In last year’s budget VAC received $42 million to help it meet that demand.
For future generations, that engagement shouldn’t be as much of a problem. The new programs are coming out with a digital component and O’Regan said VAC is working closely with the Department of National Defence to improve convergence and to ensure members of the Canadian Armed Forces have a clear link to veterans’ services before leaving the military. With his deputy minister Walt Natynczk a former Chief of Defence Staff and senior military personnel closely integrated with the ministry, those links are being forged.
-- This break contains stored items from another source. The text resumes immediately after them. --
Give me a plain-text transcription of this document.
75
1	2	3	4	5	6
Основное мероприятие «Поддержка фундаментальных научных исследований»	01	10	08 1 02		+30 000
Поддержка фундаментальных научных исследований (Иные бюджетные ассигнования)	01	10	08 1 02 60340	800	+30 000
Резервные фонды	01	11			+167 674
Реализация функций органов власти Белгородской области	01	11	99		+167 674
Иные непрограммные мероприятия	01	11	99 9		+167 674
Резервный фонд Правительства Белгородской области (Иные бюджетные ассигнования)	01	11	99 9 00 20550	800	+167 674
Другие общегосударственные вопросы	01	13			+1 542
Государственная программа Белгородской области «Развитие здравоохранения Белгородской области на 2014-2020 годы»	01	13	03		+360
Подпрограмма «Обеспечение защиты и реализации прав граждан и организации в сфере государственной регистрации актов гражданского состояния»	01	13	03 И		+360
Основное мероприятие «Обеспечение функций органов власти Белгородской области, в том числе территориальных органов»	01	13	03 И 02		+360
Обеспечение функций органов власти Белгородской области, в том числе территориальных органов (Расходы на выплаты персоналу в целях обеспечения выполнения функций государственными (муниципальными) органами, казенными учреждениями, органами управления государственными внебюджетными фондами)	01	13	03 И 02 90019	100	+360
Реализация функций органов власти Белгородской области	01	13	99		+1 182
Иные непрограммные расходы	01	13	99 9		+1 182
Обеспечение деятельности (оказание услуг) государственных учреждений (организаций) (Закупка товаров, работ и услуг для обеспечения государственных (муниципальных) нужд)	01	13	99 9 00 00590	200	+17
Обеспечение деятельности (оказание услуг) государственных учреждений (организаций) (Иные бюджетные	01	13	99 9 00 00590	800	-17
Through their town halls, O’Regan and Natynczk are also eager to win over current veterans, staying to listen and to answer questions long after formal presentations end. Given the nature of PTSD, he said he’s also quite willing to hear veterans outside of the spotlight. After all, he said even as he stands by the choices made to invest heavily and design programs, he’ll continue working to serve veterans.
“I play a long game, I don’t play a short game,” he said.